Even after I’ve left, I’m back two days later, to finish up, to clear up, and I’ll back in you more often than this goodbye implies. I won’t own you then, but maybe I’ll be excited by you once more, because I’ll be that rare thing, a tourist that used to be a local. Or a passing migrant.

I’ve said goodbye to work, a place I’d been a part of, a famous building in your skyline, for seven years, on and off. Knowing that I’ll be able to tell those days as stories, knowing I won’t return, missing the mundanity of it, the security of it, my little rifts of anger in the travel to it.

And I’m starting to feel emotional to places I may not see again;

Charlton Retail Park, That Big Asda, The Matalan that I so regularly frequented, narrowly avoiding heated exchanges in long stretching queues. Maze Hill swimming pool, with it’s Edwardian freeze at one end of a pool that stops just short of 25 metres. The small shop by Westcombe Park with the man with nice arms, who once said I had a nice smile. The weird shop around the corner where they try to upsell everything,  where they keep brown bread out the back and you have to ask for it, like it’s some forbidden ration.

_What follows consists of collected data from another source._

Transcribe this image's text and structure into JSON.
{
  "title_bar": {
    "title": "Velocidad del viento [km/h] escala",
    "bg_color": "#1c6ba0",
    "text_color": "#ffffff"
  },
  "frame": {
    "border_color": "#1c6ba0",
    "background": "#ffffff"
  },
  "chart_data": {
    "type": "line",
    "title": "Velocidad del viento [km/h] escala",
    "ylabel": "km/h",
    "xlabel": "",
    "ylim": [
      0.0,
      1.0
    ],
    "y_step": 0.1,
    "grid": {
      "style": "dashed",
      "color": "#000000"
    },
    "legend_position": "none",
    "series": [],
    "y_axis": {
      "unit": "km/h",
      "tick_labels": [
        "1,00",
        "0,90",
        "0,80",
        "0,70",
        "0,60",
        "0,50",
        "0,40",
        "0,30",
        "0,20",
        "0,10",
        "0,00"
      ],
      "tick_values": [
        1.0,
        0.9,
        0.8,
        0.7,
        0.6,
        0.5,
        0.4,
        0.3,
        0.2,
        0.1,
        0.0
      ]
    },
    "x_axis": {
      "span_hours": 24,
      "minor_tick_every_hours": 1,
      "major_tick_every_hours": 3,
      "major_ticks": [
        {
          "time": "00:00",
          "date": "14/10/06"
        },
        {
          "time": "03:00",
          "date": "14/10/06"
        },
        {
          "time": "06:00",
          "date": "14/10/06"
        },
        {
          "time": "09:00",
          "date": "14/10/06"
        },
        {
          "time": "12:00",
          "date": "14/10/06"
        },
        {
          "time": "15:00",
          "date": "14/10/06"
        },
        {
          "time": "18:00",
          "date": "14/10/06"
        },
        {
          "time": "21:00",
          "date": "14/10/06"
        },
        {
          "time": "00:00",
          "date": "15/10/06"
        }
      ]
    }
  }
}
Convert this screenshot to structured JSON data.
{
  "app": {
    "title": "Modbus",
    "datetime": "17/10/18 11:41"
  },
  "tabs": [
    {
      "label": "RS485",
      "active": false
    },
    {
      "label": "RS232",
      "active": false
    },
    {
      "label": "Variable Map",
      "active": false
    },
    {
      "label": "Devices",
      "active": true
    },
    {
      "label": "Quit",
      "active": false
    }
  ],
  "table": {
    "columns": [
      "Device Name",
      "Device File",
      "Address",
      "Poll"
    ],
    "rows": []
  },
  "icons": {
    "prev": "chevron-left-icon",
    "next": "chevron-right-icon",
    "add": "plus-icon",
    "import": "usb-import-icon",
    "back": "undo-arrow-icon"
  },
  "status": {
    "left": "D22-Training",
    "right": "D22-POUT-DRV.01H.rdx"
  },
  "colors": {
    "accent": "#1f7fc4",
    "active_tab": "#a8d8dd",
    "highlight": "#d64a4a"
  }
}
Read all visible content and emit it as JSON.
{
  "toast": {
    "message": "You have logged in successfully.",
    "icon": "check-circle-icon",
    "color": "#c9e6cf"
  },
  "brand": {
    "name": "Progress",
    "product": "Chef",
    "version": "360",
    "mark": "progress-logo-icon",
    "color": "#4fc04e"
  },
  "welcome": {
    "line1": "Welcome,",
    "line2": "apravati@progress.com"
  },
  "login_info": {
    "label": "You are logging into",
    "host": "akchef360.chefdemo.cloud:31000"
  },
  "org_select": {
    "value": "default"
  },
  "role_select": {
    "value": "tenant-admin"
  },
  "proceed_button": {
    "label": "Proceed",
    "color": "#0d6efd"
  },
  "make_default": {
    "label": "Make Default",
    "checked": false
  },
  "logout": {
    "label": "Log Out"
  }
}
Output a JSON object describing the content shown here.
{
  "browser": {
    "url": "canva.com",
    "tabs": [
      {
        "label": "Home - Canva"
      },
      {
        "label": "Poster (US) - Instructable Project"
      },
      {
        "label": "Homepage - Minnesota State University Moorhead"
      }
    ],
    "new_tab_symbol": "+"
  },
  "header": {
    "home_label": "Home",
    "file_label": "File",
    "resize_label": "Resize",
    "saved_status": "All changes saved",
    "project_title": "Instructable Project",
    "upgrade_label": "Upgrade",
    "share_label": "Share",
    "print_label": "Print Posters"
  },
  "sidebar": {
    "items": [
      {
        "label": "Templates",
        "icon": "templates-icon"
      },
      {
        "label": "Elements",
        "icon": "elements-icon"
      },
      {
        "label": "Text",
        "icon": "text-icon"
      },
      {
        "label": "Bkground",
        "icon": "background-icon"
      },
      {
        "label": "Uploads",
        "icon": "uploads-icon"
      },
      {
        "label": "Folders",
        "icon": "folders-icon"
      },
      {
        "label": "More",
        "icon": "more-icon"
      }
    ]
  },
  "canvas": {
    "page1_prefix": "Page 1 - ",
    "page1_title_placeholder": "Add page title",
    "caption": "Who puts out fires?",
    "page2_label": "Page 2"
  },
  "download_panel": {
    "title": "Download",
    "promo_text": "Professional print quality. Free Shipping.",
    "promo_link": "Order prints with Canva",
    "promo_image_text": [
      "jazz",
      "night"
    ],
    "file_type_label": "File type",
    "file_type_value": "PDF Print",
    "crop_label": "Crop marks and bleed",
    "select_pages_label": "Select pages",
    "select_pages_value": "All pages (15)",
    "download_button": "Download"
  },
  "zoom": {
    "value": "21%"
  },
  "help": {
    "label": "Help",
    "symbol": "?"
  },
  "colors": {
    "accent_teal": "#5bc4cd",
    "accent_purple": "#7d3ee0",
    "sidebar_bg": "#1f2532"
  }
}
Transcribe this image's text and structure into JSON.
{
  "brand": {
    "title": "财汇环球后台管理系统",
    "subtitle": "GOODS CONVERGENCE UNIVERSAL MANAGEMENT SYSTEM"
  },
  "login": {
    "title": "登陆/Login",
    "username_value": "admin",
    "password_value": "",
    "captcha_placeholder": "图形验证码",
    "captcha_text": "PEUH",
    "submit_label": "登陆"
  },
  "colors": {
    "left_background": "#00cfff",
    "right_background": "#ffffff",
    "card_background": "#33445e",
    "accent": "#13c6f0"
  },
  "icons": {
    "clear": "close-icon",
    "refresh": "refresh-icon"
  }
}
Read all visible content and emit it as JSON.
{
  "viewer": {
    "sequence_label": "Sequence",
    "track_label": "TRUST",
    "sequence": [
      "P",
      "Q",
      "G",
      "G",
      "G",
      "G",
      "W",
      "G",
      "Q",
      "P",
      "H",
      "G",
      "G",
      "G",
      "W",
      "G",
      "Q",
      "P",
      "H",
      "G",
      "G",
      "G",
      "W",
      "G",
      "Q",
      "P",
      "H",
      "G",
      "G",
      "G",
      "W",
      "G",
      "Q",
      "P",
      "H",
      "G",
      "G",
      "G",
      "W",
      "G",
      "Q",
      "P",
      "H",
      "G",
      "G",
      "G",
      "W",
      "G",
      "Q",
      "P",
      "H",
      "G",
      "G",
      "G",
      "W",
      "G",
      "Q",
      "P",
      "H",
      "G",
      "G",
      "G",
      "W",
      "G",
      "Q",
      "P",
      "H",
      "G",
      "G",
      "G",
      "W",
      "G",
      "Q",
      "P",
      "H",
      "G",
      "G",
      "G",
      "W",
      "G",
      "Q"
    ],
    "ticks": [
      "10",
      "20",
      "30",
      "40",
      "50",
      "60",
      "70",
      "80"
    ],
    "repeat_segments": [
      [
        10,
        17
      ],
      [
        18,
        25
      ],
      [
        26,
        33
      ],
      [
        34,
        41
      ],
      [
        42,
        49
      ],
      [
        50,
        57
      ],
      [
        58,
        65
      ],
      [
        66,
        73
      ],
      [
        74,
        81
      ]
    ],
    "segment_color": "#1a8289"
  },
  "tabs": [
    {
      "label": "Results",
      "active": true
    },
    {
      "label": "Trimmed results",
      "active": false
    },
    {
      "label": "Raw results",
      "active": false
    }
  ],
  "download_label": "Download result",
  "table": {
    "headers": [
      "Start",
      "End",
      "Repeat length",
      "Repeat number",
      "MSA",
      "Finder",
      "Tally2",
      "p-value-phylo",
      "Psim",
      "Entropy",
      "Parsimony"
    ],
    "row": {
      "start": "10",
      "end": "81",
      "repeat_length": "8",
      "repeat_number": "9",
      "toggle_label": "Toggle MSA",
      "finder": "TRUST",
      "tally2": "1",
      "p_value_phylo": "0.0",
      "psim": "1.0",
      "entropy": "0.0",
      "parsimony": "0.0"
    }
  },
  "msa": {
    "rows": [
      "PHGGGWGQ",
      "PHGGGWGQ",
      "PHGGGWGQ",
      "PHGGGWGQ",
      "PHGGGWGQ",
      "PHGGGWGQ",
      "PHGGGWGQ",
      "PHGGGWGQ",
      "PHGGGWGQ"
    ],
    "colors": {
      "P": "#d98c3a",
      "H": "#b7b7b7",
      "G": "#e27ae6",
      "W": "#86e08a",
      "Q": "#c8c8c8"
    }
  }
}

The shop where I once saw a man ask if they sold pasties, and them try and sell him a pack of pitta bread instead. Deptford Market, where the deadmen’s objects are laid out uncleaned, for prices made up on the spot. Wavelengths leisure pool, and it’s constantly broken ice cold showers. Charlton lido, shut down, refurbished in time for the Olympics.That path across the railway that I never did take. The Angerstein Pub, newly carpeted, often open, late at night. The Old Oak pub, and it’s too cheap roasts that still turn out to be the best that I’ve found in London. The fish and chip shop at Royal Standard where the man was once so nice to me it made me cry. The cafe where the bacon is poor but the staff are lovely. The bridge over the dual carriage way.

All the tourist sites, and the central points that make up the heart of you, I’ll see again, but these places, this points of personal placement, it’s unlikely I’ll make a trip back just to see them. The sense of place and markers that I built up for myself, will carry on and change, and I’ll never know their fate. So I’ll carry on and change and find a new cafe, and a new pool, and a strange shop, and build, once again, parameters and marking points in which to make my life.

But it won’t be you. It won’t be here. It’s won’t be dissimilar. But it won’t be you.